If you’re stranded with somebody who isn’t going to pull their weight

or gives up – emotions can be quite contagious. If you’re with somebody who’s super-negative, it’s really hard. We know that from everyday life, so you wouldn’t particular­ly want to be in a survival situation with somebody like that.

In theory, it boosts your chance of survival actually having someone else there,

because you help to keep each other going. It’s a morale booster. It helps bolster your decision-making: it’s always easier when there’s somebody else to bounce your ideas off. With Romancing

The Stone and Indiana Jones, I guess there was that romantic side as well where they maybe distracted each other from the situation. So that’s a positive.

I also find that helping someone else gives you purpose,

and it distracts me from my own suffering as well. I know I’m going to be hungry. I know I’m going to be tired. I know I’m going to be aching. But having somebody else there to focus on, and to be able to look after, actually distracts me from my own feelings. It allows me to focus much more.

It’s very easy in those situations to become quite co-dependent.

Once you start becoming co-dependent, there’s often an imbalance, and kind of a push/pull between two people. And in a survival situation, that can put a huge amount more stress and pressure [on], as it does in everyday life as well. In any survival situation, what you’re trying to do is stay out of the lizard brain – that fight-flight-freeze response – and stay in the much more rational and human part of the brain where logic and decision-making can happen. So anything to be able to do that is really important.

We always glamorise survival

in the TV shows that I make and often in these Hollywood movies. We make it look romantic. But the reality is, when you’re in a survival scenario, you’re going to do whatever it takes to survive. If you’re put in a pair – male, female – if you’re thinking about it in that way, if there’s an imbalance, if you’re the weaker member, or it’s potentiall­y forming or creating some sort of sexual dynamic between you, or it keeps the other person looking after you, or it keeps you together… that does happen.

Each environmen­t has its own challenges.

In a really cold environmen­t, having somebody else there where you can share body heat, is a real bonus. In environmen­ts like jungles, there may be predators. It’s good to have a second person there. You can keep watch and stop at nights.

The most annoying film cliché is the obvious one:

how the woman is often portrayed as the weaker member of the team. I’ve been very fortunate to be able to put people into these quite real survival situations, and it’s actually women that often do much better than men. If you look at how our ancestors would have lived, and if you look at a lot of native people, the men really hunt for game. They’re typically – not all tribes, but typically – they were then the warriors as well.
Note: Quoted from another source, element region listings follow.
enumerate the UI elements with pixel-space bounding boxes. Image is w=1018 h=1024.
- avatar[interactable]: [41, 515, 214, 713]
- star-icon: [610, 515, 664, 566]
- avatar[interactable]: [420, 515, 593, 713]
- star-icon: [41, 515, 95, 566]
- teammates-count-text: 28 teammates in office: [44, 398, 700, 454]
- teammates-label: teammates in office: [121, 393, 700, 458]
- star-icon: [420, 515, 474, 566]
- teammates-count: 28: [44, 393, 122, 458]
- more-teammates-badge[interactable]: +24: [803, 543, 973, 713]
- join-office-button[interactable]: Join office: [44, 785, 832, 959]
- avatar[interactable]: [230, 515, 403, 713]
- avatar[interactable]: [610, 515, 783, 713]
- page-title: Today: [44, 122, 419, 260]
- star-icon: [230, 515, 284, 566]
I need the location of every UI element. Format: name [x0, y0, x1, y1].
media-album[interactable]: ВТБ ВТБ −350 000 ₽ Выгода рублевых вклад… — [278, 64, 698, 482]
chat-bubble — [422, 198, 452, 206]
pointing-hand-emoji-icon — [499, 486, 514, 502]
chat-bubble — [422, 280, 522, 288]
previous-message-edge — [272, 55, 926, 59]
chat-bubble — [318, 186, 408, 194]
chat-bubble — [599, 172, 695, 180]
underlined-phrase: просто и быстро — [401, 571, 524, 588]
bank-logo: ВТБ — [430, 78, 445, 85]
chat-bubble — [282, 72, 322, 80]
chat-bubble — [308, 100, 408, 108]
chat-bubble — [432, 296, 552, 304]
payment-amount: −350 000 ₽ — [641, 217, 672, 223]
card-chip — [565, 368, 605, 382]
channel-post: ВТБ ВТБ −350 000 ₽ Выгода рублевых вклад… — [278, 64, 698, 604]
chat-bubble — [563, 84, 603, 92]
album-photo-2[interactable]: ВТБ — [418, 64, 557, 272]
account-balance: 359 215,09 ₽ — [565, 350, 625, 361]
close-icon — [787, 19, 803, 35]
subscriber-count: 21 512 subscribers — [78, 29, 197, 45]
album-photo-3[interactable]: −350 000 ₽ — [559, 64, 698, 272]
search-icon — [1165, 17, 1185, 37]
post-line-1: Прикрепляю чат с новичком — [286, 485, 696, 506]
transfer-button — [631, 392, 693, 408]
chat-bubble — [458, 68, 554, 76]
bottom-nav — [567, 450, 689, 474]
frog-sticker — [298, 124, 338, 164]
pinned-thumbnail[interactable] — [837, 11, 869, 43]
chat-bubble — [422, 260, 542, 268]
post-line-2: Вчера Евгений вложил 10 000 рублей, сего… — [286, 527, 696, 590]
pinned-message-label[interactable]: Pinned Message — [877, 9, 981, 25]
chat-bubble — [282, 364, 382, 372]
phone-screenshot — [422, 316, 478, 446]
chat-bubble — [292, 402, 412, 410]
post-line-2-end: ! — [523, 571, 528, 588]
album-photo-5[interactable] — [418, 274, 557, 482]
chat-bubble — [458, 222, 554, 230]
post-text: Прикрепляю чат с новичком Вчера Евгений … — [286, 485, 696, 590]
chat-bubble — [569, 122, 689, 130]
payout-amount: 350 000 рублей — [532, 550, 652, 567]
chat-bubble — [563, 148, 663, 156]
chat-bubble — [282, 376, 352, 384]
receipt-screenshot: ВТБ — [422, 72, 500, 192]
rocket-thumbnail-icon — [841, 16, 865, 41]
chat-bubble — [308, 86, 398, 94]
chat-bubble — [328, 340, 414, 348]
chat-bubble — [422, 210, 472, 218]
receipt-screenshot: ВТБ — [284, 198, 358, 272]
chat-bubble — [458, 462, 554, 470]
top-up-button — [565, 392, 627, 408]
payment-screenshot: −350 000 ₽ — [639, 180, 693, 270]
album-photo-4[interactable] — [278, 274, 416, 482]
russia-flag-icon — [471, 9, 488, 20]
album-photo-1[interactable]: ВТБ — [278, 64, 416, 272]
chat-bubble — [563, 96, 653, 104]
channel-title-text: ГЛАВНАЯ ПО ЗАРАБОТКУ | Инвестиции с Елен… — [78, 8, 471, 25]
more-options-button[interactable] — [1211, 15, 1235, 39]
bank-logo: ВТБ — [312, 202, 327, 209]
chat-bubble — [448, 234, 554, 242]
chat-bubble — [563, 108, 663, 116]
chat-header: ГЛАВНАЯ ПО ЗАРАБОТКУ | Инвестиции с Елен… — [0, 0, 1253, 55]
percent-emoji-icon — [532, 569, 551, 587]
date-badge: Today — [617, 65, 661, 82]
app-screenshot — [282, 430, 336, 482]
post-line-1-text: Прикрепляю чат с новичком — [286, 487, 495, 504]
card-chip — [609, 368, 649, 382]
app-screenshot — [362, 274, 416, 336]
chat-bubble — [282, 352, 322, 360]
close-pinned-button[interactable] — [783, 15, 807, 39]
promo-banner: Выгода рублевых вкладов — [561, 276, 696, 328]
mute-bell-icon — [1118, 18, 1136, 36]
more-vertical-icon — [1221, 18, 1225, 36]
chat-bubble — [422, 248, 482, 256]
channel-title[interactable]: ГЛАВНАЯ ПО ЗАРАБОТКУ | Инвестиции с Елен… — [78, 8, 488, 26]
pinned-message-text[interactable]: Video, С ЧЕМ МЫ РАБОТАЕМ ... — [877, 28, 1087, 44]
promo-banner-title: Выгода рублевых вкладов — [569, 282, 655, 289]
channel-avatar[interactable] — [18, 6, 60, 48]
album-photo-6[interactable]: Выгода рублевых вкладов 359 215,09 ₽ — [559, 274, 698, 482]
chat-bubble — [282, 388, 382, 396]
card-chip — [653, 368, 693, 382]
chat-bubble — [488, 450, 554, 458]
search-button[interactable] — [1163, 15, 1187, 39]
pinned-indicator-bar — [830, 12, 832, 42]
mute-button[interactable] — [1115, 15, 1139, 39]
So they were conserving energy for those kind of high-energy output activities. Whereas the women were going around, foraging, and hunting for smaller game, and patching up the shelters, and raising the children. And that’s where this whole multitaski­ng thing comes from.

It’s all down to the mental side of things.

A lot of it is psychologi­cal. Having survival or bushcraft knowledge obviously gives you an edge, but if your mindset isn’t there, it doesn’t matter, because potentiall­y you’re just going to give up. It’s a fascinatin­g topic because it’s so complex, and it all comes down to the psychology of it all, which is rarely touched upon in these films.